Письмовник - Михаил Шишкин 23 стр.


Подумала, что вот так, наверно, было у мамы в животе.

Не знаю, сколько под водой просидела с трубкой в зубах, может, десять минут, может час, пока вода не остыла. Я совсем замерзла.

Вылезла, натянула халат, подошла к зеркалу и долго смотрела на себя.

Потом все утро меня рвало.

***

Сашенька!

Тянцзин взят.

Я только что закончил сводки.

Убитых только у нас 150 человек. Раненых в три раза больше. Ранен и наш бригадный командир генерал-майор Стессель, но после перевязки он вернулся в штаб.

Всего у союзников потери свыше 800 человек. Больше всех пострадали японцы. Они ринулись на лобовой штурм и взорвали городские ворота. У американцев убит генерал Бутлер.

Союзники атаковали китайский город с запада, а наш отряд наступал с востока у Лутайского канала и штурмовал укрепления Лихунчжана. Китайские войска частью разбежались, частью отошли к Янцуну и Бейцану.

Так что писал победную реляцию. Здесь все радуются. Штабные ходят именинниками.

Особенно, наверно, радуются те, ставшие моими буквами и цифрами.

Это было вчера, а сегодня мы отправились посмотреть захваченный город.

Вот тебе, Сашенька, моя победная реляция.

По дороге заехали сперва в импани — укрепления, которые вчера брали наши. Китайский лагерь был брошен со всем своим добром. Увидел разбросанную колоду китайских карт, хотел взять на память и передумал. Какая уж тут память. Рядом лежали еще неубранные тела убитых китайских солдат, которых уже объедали мухи и собаки.

Крестьяне под охраной занимались уборкой трупов. Крючьями зацепляли и тащили в большие ямы. Поднялось солнце, начало палить, и вонь от мертвецов стала нестерпимой. Крестьяне работали, заткнув себе ноздри пучками травы.

Всю ночь в городе бушевал пожар, и теперь развалины дымились. Даже не верилось, что этот миллионный город был живой. Везде валялись разбитые повозки, тачки, рикши, дохлые животные, мертвые люди. Пахло дымом, пригорелым жиром.

Мертвые встречались на каждом шагу, некоторые еще одеты, но больше почему-то голые. Одна старуха лежала на спине, и груди сползли у нее по бокам к подмышкам. Кое-где уже сгребали трупы в кучи и куда-то вывозили. Всюду рои остервеневших мух, которые не разбирают, кто уже мертвый, а кто еще живой.

Приходилось перелезать через завалы. В одном месте нога на чем-то поскользнулась, чуть не упал — под обломками я увидел исковерканное обгоревшее лицо.

На всех проходящих рычала собака. Передние лапы у нее были целы, а задние перебиты, и рана в боку кишела червями и мухами. Она уже не могла лаять, только передними лапами пыталась ползти. На нас она тоже хрипло зарычала.

Все шли мимо. А я остановился и пристрелил ее.

Вот, Сашенька, это было мое первое убийство. Плохой из меня воин.

На пожарище под дымящимися балками и стропилами копались перемазанные золой свиньи. Они копались в каких-то поленьях и головешках, и я не сразу понял, что это обугленные трупы. Там была черная истлевшая рука, и я видел, как от толчка пальцы осыпались. И от всего этого шла ужасная вонь. В голове еще пронеслось — вот я увидел, как свиньи едят жареных людей, а зачем мне нужно это видеть?
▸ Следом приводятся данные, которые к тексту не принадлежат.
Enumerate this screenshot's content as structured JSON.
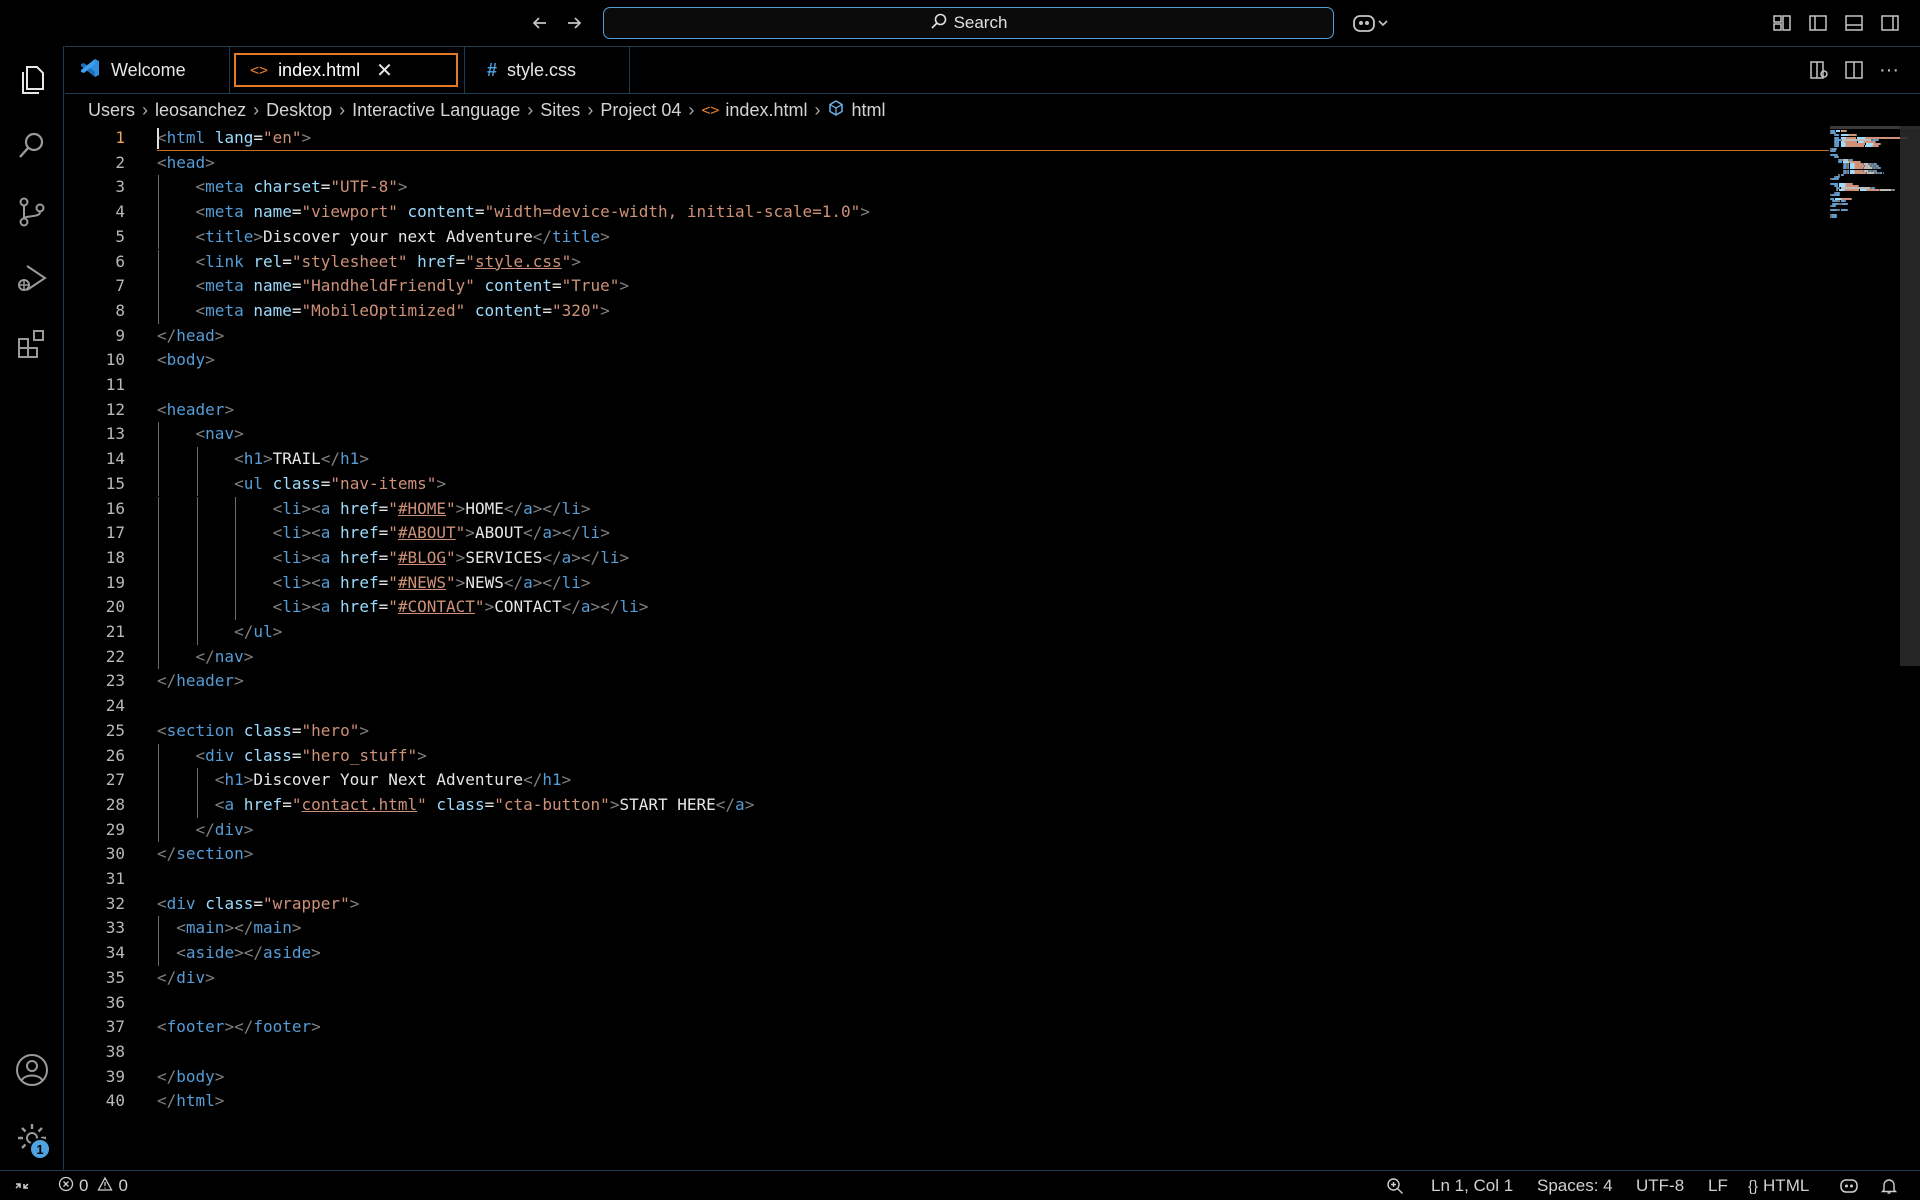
{
  "titlebar": {
    "search_label": "Search",
    "back_icon": "arrow-left-icon",
    "forward_icon": "arrow-right-icon"
  },
  "activity_bar": {
    "items": [
      "explorer",
      "search",
      "source-control",
      "run-and-debug",
      "extensions"
    ],
    "bottom": [
      "accounts",
      "manage"
    ],
    "manage_badge": "1"
  },
  "tabs": [
    {
      "label": "Welcome",
      "icon": "vscode-logo-icon",
      "active": false
    },
    {
      "label": "index.html",
      "icon": "html-file-icon",
      "active": true
    },
    {
      "label": "style.css",
      "icon": "css-file-icon",
      "active": false
    }
  ],
  "breadcrumb": [
    "Users",
    "leosanchez",
    "Desktop",
    "Interactive Language",
    "Sites",
    "Project 04",
    "index.html",
    "html"
  ],
  "editor": {
    "current_line": 1,
    "lines": [
      [
        [
          "br",
          "<"
        ],
        [
          "tag",
          "html"
        ],
        [
          "t",
          " "
        ],
        [
          "attr",
          "lang"
        ],
        [
          "t",
          "="
        ],
        [
          "str",
          "\"en\""
        ],
        [
          "br",
          ">"
        ]
      ],
      [
        [
          "br",
          "<"
        ],
        [
          "tag",
          "head"
        ],
        [
          "br",
          ">"
        ]
      ],
      [
        [
          "t",
          "    "
        ],
        [
          "br",
          "<"
        ],
        [
          "tag",
          "meta"
        ],
        [
          "t",
          " "
        ],
        [
          "attr",
          "charset"
        ],
        [
          "t",
          "="
        ],
        [
          "str",
          "\"UTF-8\""
        ],
        [
          "br",
          ">"
        ]
      ],
      [
        [
          "t",
          "    "
        ],
        [
          "br",
          "<"
        ],
        [
          "tag",
          "meta"
        ],
        [
          "t",
          " "
        ],
        [
          "attr",
          "name"
        ],
        [
          "t",
          "="
        ],
        [
          "str",
          "\"viewport\""
        ],
        [
          "t",
          " "
        ],
        [
          "attr",
          "content"
        ],
        [
          "t",
          "="
        ],
        [
          "str",
          "\"width=device-width, initial-scale=1.0\""
        ],
        [
          "br",
          ">"
        ]
      ],
      [
        [
          "t",
          "    "
        ],
        [
          "br",
          "<"
        ],
        [
          "tag",
          "title"
        ],
        [
          "br",
          ">"
        ],
        [
          "t",
          "Discover your next Adventure"
        ],
        [
          "br",
          "</"
        ],
        [
          "tag",
          "title"
        ],
        [
          "br",
          ">"
        ]
      ],
      [
        [
          "t",
          "    "
        ],
        [
          "br",
          "<"
        ],
        [
          "tag",
          "link"
        ],
        [
          "t",
          " "
        ],
        [
          "attr",
          "rel"
        ],
        [
          "t",
          "="
        ],
        [
          "str",
          "\"stylesheet\""
        ],
        [
          "t",
          " "
        ],
        [
          "attr",
          "href"
        ],
        [
          "t",
          "="
        ],
        [
          "str",
          "\""
        ],
        [
          "lnk",
          "style.css"
        ],
        [
          "str",
          "\""
        ],
        [
          "br",
          ">"
        ]
      ],
      [
        [
          "t",
          "    "
        ],
        [
          "br",
          "<"
        ],
        [
          "tag",
          "meta"
        ],
        [
          "t",
          " "
        ],
        [
          "attr",
          "name"
        ],
        [
          "t",
          "="
        ],
        [
          "str",
          "\"HandheldFriendly\""
        ],
        [
          "t",
          " "
        ],
        [
          "attr",
          "content"
        ],
        [
          "t",
          "="
        ],
        [
          "str",
          "\"True\""
        ],
        [
          "br",
          ">"
        ]
      ],
      [
        [
          "t",
          "    "
        ],
        [
          "br",
          "<"
        ],
        [
          "tag",
          "meta"
        ],
        [
          "t",
          " "
        ],
        [
          "attr",
          "name"
        ],
        [
          "t",
          "="
        ],
        [
          "str",
          "\"MobileOptimized\""
        ],
        [
          "t",
          " "
        ],
        [
          "attr",
          "content"
        ],
        [
          "t",
          "="
        ],
        [
          "str",
          "\"320\""
        ],
        [
          "br",
          ">"
        ]
      ],
      [
        [
          "br",
          "</"
        ],
        [
          "tag",
          "head"
        ],
        [
          "br",
          ">"
        ]
      ],
      [
        [
          "br",
          "<"
        ],
        [
          "tag",
          "body"
        ],
        [
          "br",
          ">"
        ]
      ],
      [],
      [
        [
          "br",
          "<"
        ],
        [
          "tag",
          "header"
        ],
        [
          "br",
          ">"
        ]
      ],
      [
        [
          "t",
          "    "
        ],
        [
          "br",
          "<"
        ],
        [
          "tag",
          "nav"
        ],
        [
          "br",
          ">"
        ]
      ],
      [
        [
          "t",
          "        "
        ],
        [
          "br",
          "<"
        ],
        [
          "tag",
          "h1"
        ],
        [
          "br",
          ">"
        ],
        [
          "t",
          "TRAIL"
        ],
        [
          "br",
          "</"
        ],
        [
          "tag",
          "h1"
        ],
        [
          "br",
          ">"
        ]
      ],
      [
        [
          "t",
          "        "
        ],
        [
          "br",
          "<"
        ],
        [
          "tag",
          "ul"
        ],
        [
          "t",
          " "
        ],
        [
          "attr",
          "class"
        ],
        [
          "t",
          "="
        ],
        [
          "str",
          "\"nav-items\""
        ],
        [
          "br",
          ">"
        ]
      ],
      [
        [
          "t",
          "            "
        ],
        [
          "br",
          "<"
        ],
        [
          "tag",
          "li"
        ],
        [
          "br",
          "><"
        ],
        [
          "tag",
          "a"
        ],
        [
          "t",
          " "
        ],
        [
          "attr",
          "href"
        ],
        [
          "t",
          "="
        ],
        [
          "str",
          "\""
        ],
        [
          "lnk",
          "#HOME"
        ],
        [
          "str",
          "\""
        ],
        [
          "br",
          ">"
        ],
        [
          "t",
          "HOME"
        ],
        [
          "br",
          "</"
        ],
        [
          "tag",
          "a"
        ],
        [
          "br",
          "></"
        ],
        [
          "tag",
          "li"
        ],
        [
          "br",
          ">"
        ]
      ],
      [
        [
          "t",
          "            "
        ],
        [
          "br",
          "<"
        ],
        [
          "tag",
          "li"
        ],
        [
          "br",
          "><"
        ],
        [
          "tag",
          "a"
        ],
        [
          "t",
          " "
        ],
        [
          "attr",
          "href"
        ],
        [
          "t",
          "="
        ],
        [
          "str",
          "\""
        ],
        [
          "lnk",
          "#ABOUT"
        ],
        [
          "str",
          "\""
        ],
        [
          "br",
          ">"
        ],
        [
          "t",
          "ABOUT"
        ],
        [
          "br",
          "</"
        ],
        [
          "tag",
          "a"
        ],
        [
          "br",
          "></"
        ],
        [
          "tag",
          "li"
        ],
        [
          "br",
          ">"
        ]
      ],
      [
        [
          "t",
          "            "
        ],
        [
          "br",
          "<"
        ],
        [
          "tag",
          "li"
        ],
        [
          "br",
          "><"
        ],
        [
          "tag",
          "a"
        ],
        [
          "t",
          " "
        ],
        [
          "attr",
          "href"
        ],
        [
          "t",
          "="
        ],
        [
          "str",
          "\""
        ],
        [
          "lnk",
          "#BLOG"
        ],
        [
          "str",
          "\""
        ],
        [
          "br",
          ">"
        ],
        [
          "t",
          "SERVICES"
        ],
        [
          "br",
          "</"
        ],
        [
          "tag",
          "a"
        ],
        [
          "br",
          "></"
        ],
        [
          "tag",
          "li"
        ],
        [
          "br",
          ">"
        ]
      ],
      [
        [
          "t",
          "            "
        ],
        [
          "br",
          "<"
        ],
        [
          "tag",
          "li"
        ],
        [
          "br",
          "><"
        ],
        [
          "tag",
          "a"
        ],
        [
          "t",
          " "
        ],
        [
          "attr",
          "href"
        ],
        [
          "t",
          "="
        ],
        [
          "str",
          "\""
        ],
        [
          "lnk",
          "#NEWS"
        ],
        [
          "str",
          "\""
        ],
        [
          "br",
          ">"
        ],
        [
          "t",
          "NEWS"
        ],
        [
          "br",
          "</"
        ],
        [
          "tag",
          "a"
        ],
        [
          "br",
          "></"
        ],
        [
          "tag",
          "li"
        ],
        [
          "br",
          ">"
        ]
      ],
      [
        [
          "t",
          "            "
        ],
        [
          "br",
          "<"
        ],
        [
          "tag",
          "li"
        ],
        [
          "br",
          "><"
        ],
        [
          "tag",
          "a"
        ],
        [
          "t",
          " "
        ],
        [
          "attr",
          "href"
        ],
        [
          "t",
          "="
        ],
        [
          "str",
          "\""
        ],
        [
          "lnk",
          "#CONTACT"
        ],
        [
          "str",
          "\""
        ],
        [
          "br",
          ">"
        ],
        [
          "t",
          "CONTACT"
        ],
        [
          "br",
          "</"
        ],
        [
          "tag",
          "a"
        ],
        [
          "br",
          "></"
        ],
        [
          "tag",
          "li"
        ],
        [
          "br",
          ">"
        ]
      ],
      [
        [
          "t",
          "        "
        ],
        [
          "br",
          "</"
        ],
        [
          "tag",
          "ul"
        ],
        [
          "br",
          ">"
        ]
      ],
      [
        [
          "t",
          "    "
        ],
        [
          "br",
          "</"
        ],
        [
          "tag",
          "nav"
        ],
        [
          "br",
          ">"
        ]
      ],
      [
        [
          "br",
          "</"
        ],
        [
          "tag",
          "header"
        ],
        [
          "br",
          ">"
        ]
      ],
      [],
      [
        [
          "br",
          "<"
        ],
        [
          "tag",
          "section"
        ],
        [
          "t",
          " "
        ],
        [
          "attr",
          "class"
        ],
        [
          "t",
          "="
        ],
        [
          "str",
          "\"hero\""
        ],
        [
          "br",
          ">"
        ]
      ],
      [
        [
          "t",
          "    "
        ],
        [
          "br",
          "<"
        ],
        [
          "tag",
          "div"
        ],
        [
          "t",
          " "
        ],
        [
          "attr",
          "class"
        ],
        [
          "t",
          "="
        ],
        [
          "str",
          "\"hero_stuff\""
        ],
        [
          "br",
          ">"
        ]
      ],
      [
        [
          "t",
          "      "
        ],
        [
          "br",
          "<"
        ],
        [
          "tag",
          "h1"
        ],
        [
          "br",
          ">"
        ],
        [
          "t",
          "Discover Your Next Adventure"
        ],
        [
          "br",
          "</"
        ],
        [
          "tag",
          "h1"
        ],
        [
          "br",
          ">"
        ]
      ],
      [
        [
          "t",
          "      "
        ],
        [
          "br",
          "<"
        ],
        [
          "tag",
          "a"
        ],
        [
          "t",
          " "
        ],
        [
          "attr",
          "href"
        ],
        [
          "t",
          "="
        ],
        [
          "str",
          "\""
        ],
        [
          "lnk",
          "contact.html"
        ],
        [
          "str",
          "\""
        ],
        [
          "t",
          " "
        ],
        [
          "attr",
          "class"
        ],
        [
          "t",
          "="
        ],
        [
          "str",
          "\"cta-button\""
        ],
        [
          "br",
          ">"
        ],
        [
          "t",
          "START HERE"
        ],
        [
          "br",
          "</"
        ],
        [
          "tag",
          "a"
        ],
        [
          "br",
          ">"
        ]
      ],
      [
        [
          "t",
          "    "
        ],
        [
          "br",
          "</"
        ],
        [
          "tag",
          "div"
        ],
        [
          "br",
          ">"
        ]
      ],
      [
        [
          "br",
          "</"
        ],
        [
          "tag",
          "section"
        ],
        [
          "br",
          ">"
        ]
      ],
      [],
      [
        [
          "br",
          "<"
        ],
        [
          "tag",
          "div"
        ],
        [
          "t",
          " "
        ],
        [
          "attr",
          "class"
        ],
        [
          "t",
          "="
        ],
        [
          "str",
          "\"wrapper\""
        ],
        [
          "br",
          ">"
        ]
      ],
      [
        [
          "t",
          "  "
        ],
        [
          "br",
          "<"
        ],
        [
          "tag",
          "main"
        ],
        [
          "br",
          "></"
        ],
        [
          "tag",
          "main"
        ],
        [
          "br",
          ">"
        ]
      ],
      [
        [
          "t",
          "  "
        ],
        [
          "br",
          "<"
        ],
        [
          "tag",
          "aside"
        ],
        [
          "br",
          "></"
        ],
        [
          "tag",
          "aside"
        ],
        [
          "br",
          ">"
        ]
      ],
      [
        [
          "br",
          "</"
        ],
        [
          "tag",
          "div"
        ],
        [
          "br",
          ">"
        ]
      ],
      [],
      [
        [
          "br",
          "<"
        ],
        [
          "tag",
          "footer"
        ],
        [
          "br",
          "></"
        ],
        [
          "tag",
          "footer"
        ],
        [
          "br",
          ">"
        ]
      ],
      [],
      [
        [
          "br",
          "</"
        ],
        [
          "tag",
          "body"
        ],
        [
          "br",
          ">"
        ]
      ],
      [
        [
          "br",
          "</"
        ],
        [
          "tag",
          "html"
        ],
        [
          "br",
          ">"
        ]
      ]
    ]
  },
  "statusbar": {
    "errors": "0",
    "warnings": "0",
    "cursor_position": "Ln 1, Col 1",
    "indentation": "Spaces: 4",
    "encoding": "UTF-8",
    "eol": "LF",
    "language": "HTML"
  },
  "colors": {
    "tag": "#569cd6",
    "attribute": "#9cdcfe",
    "string": "#ce9178",
    "accent_orange": "#e07b2b",
    "focus_blue": "#4f9fd6"
  }
}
Один обугленный труп меня поразил — то ли человек так скукожился от огня, то ли это был ребенок.

Снова встретился тот американец с фотоаппаратом.

Уцелевшая часть города занята японцами. На домах и лавках — японские флажки. Предусмотрительные японцы запаслись огромным количеством флажков и, заняв Тянцзин, сейчас же раздавали их жителям.

Сам китайский город — уродлив. Китайцы мостят и метут дворы, а улицы для них — помойные ямы. Улицы узкие, пыльные, в дождь, наверно, грязь непролазная. Шли по извилистым переулкам, иногда совершенно безлюдным, так что становилось не по себе. Везде выломанные двери домов, выброшенные на улицу вещи.

Китайцы бежали или попрятались, а те, которые нам встречались, при виде европейцев бросались на колени. Они трясли протянутыми кусками белой материи или белой бумагой с какими-то иероглифами. Те же иероглифы были на стенах. Кирилл объяснил, что это «шунь ман» — мирные люди.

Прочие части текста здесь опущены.